It depends on what we're counting. The electorate is famously stupid. Americans in general are undereducated, vacuous dolts, but the results of elections do matter.
In terms of evaluating the relative success of a presidential administration, trained historians obviously "count more".
Donald Trump, Barack Obama, George W. Bush – how do the presidents of our era compare with those who came before?
www.cbsnews.com
Did you read that article? Really read it? I did.
Overwhelmingly, throughout it the one thread that is consistent is that the historians who make the rankings put what amounts to
social and economic justice at the top of their ratings. They frequently make the Historian's fallacy of applying current social and political mores to past presidents often ignoring serious flaws and shortcomings in favor of this measure.
For example, they rate LBJ highly. Yet, he was a one-term president losing reelection to Richard Nixon. The reason he wasn't reelected was his policies had literally torn the nation apart. From race riots and riots over public housing, to the debacle of his "Great Society" push, to involvement in Vietnam, then the Dominican Republic, LBJ was widely despised and hated by the American public.
But, his policies align very closely and well with the Progressive Left when it comes to social and economic justice. That is what the raters focused on and why they gave him high marks. When taking the rest of his presidency into account, LBJ was pretty much an unmitigated disaster and that's why he lost reelection, and not just lost, but badly lost.
They rate William Harrison in this too. This president should be a "Not observed." He was in office just 32 days before dying. There's nothing to rate him on.
They rate John Tyler poorly on actions he took after being president, not during his presidency. Tyler sided with the Confederacy in the Civil War. That has NOTHING to do with his being president.

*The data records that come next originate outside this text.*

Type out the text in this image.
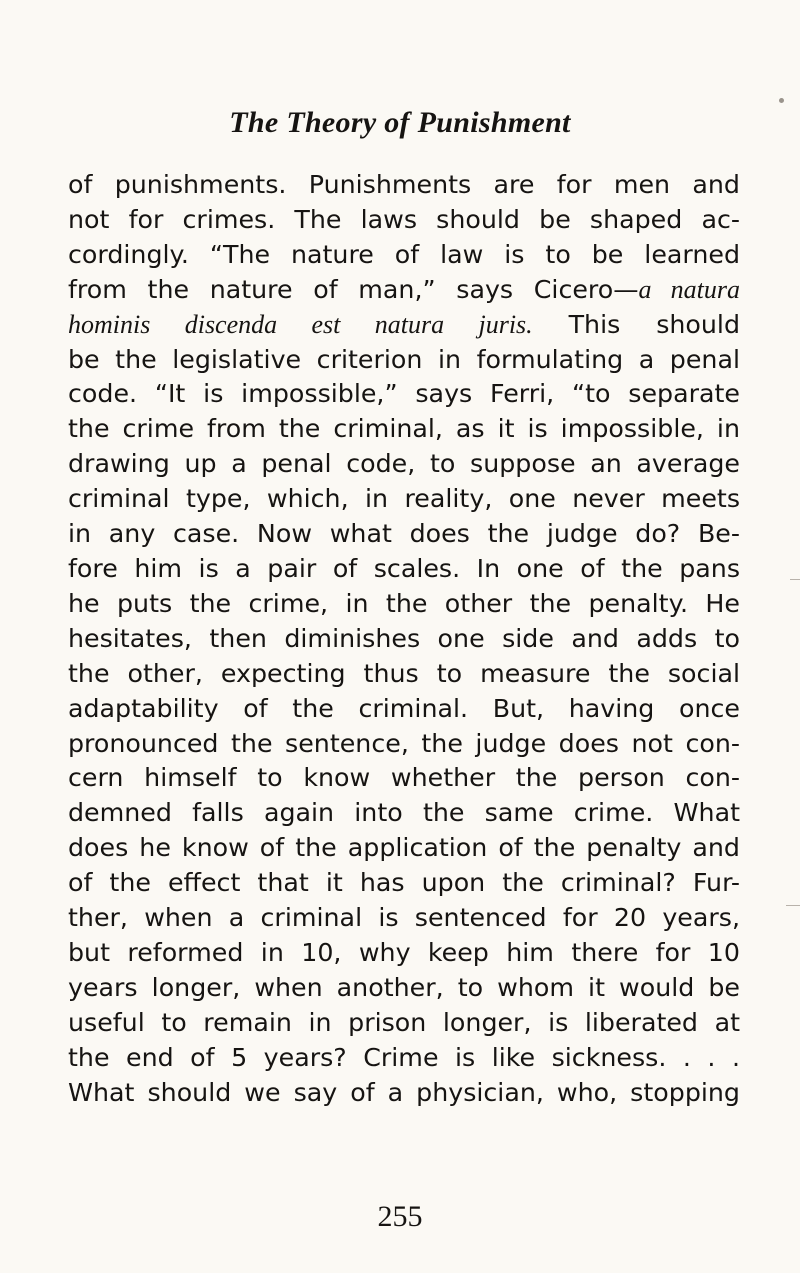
The Theory of Punishment
of punishments. Punishments are for men and
not for crimes. The laws should be shaped ac-
cordingly. “The nature of law is to be learned
from the nature of man,” says Cicero—a natura
hominis discenda est natura juris. This should
be the legislative criterion in formulating a penal
code. “It is impossible,” says Ferri, “to separate
the crime from the criminal, as it is impossible, in
drawing up a penal code, to suppose an average
criminal type, which, in reality, one never meets
in any case. Now what does the judge do? Be-
fore him is a pair of scales. In one of the pans
he puts the crime, in the other the penalty. He
hesitates, then diminishes one side and adds to
the other, expecting thus to measure the social
adaptability of the criminal. But, having once
pronounced the sentence, the judge does not con-
cern himself to know whether the person con-
demned falls again into the same crime. What
does he know of the application of the penalty and
of the effect that it has upon the criminal? Fur-
ther, when a criminal is sentenced for 20 years,
but reformed in 10, why keep him there for 10
years longer, when another, to whom it would be
useful to remain in prison longer, is liberated at
the end of 5 years? Crime is like sickness. . . .
What should we say of a physician, who, stopping
255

JFK is another questionable rating. Of all modern presidents, he brought the US to the brink of nuclear war
twice during his time in office, and in both cases largely due to his actions as president. For example, it was his insistence on placing IRBM missiles (Thor and Jupiter) in Europe and Turkey in large numbers against the advice of the military. That prompted the Soviet Union to take an interest in Cuba--a country ignored by the Soviet Union prior to that--as a base to put similar missiles to threaten the US. Kennedy precipitated the Cuban missile crisis and it came down to one man's decision against launching a nuke-- A Russian officer no less--that prevented a nuclear war.
Washington, D.C., October 3, 2022 - Sixty years ago, on October 1, 1962, four Soviet Foxtrot-class diesel submarines, each of which carried one nuclear-armed torpedo, left their base in the Kola Bay, part of the massive Soviet deployment to Cuba that precipitated the Cuban Missile Crisis. An...
nsarchive.gwu.edu
During the Berlin Crisis, he ordered the deployment to the field in Europe hundreds of crews armed with what amounted to a nuclear hand grenade, a Davy Crockett battlefield nuke. Three enlisted soldiers in a jeep with one of these weapons.
If anything, JFK on the whole was probably the most dangerous, loose cannon, in the post WW 2 era to be elected president.
The ratings in that article suck in their shallowness, use of the historian's fallacy, and general lack of attention to detail.